By taking this course, you will learn how to write efficient C++ code, manage projects with CMake and Git, design computational graphs, implement common operators like convolution and pooling, and optimize them for speed. This knowledge will be highly beneficial for job interviews and advancing your skills in deep learning. The course also includes practical demos on models like Unet and YoloV5, making it a hands-on learning experience.
https://github.com/zjhellofss/KuiperInfer
GitHub
GitHub - zjhellofss/KuiperInfer: 校招、秋招、春招、实习好项目!带你从零实现一个高性能的深度学习推理库,支持大模型 llama2 、Unet、Yolov5、Resnet等模型的推理。Implement a high-performance…
校招、秋招、春招、实习好项目!带你从零实现一个高性能的深度学习推理库,支持大模型 llama2 、Unet、Yolov5、Resnet等模型的推理。Implement a high-performance deep learning inference library step by step - zjhellofss/KuiperInfer
#python #deep_learning #plate_recognition #pytorch #yolov5
This tool helps you detect and recognize car license plates from images and videos. It supports 12 different types of Chinese license plates, including blue, yellow, new energy, police, and more. You can use it with Python and PyTorch, and it provides demos for testing with images and videos. The benefit is that it makes it easy to automate the process of identifying car license plates accurately, which can be useful for various applications such as traffic management or security systems.
https://github.com/we0091234/Chinese_license_plate_detection_recognition
This tool helps you detect and recognize car license plates from images and videos. It supports 12 different types of Chinese license plates, including blue, yellow, new energy, police, and more. You can use it with Python and PyTorch, and it provides demos for testing with images and videos. The benefit is that it makes it easy to automate the process of identifying car license plates accurately, which can be useful for various applications such as traffic management or security systems.

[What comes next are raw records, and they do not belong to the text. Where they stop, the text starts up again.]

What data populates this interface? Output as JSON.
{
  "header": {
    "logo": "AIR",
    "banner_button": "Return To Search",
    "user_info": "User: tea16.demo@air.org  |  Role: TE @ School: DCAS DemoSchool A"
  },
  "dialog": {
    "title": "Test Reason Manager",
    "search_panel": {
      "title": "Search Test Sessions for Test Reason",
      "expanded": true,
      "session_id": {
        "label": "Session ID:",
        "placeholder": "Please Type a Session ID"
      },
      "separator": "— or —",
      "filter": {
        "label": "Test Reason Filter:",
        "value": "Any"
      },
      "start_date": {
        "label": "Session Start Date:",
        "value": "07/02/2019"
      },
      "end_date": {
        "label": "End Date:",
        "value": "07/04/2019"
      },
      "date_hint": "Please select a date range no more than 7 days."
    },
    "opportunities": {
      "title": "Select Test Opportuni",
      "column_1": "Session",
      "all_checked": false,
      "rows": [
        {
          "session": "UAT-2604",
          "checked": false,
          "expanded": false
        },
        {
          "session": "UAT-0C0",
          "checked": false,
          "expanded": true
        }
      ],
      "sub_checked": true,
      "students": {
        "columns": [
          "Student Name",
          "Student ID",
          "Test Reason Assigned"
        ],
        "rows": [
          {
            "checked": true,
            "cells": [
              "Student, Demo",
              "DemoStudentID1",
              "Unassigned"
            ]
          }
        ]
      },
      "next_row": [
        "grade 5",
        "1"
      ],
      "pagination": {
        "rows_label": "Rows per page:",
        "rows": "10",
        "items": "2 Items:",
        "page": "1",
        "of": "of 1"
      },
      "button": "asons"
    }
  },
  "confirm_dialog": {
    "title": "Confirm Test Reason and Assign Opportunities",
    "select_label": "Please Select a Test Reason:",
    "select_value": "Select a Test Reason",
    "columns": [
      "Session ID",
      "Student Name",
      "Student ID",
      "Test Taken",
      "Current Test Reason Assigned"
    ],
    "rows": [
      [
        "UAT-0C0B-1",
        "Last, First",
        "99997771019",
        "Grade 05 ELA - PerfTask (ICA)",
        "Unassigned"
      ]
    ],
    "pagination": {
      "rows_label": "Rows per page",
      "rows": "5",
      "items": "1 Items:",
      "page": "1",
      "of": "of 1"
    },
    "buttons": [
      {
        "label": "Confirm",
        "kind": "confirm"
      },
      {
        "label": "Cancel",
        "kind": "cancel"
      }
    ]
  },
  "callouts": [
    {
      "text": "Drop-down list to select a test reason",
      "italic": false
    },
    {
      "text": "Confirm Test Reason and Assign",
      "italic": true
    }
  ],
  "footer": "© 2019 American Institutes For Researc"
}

https://github.com/we0091234/Chinese_license_plate_detection_recognition
GitHub
GitHub - we0091234/Chinese_license_plate_detection_recognition: yolov5 车牌检测 车牌识别 中文车牌识别 检测 支持12种中文车牌 支持双层车牌
yolov5 车牌检测 车牌识别 中文车牌识别 检测 支持12种中文车牌 支持双层车牌. Contribute to we0091234/Chinese_license_plate_detection_recognition development by creating an account on GitHub.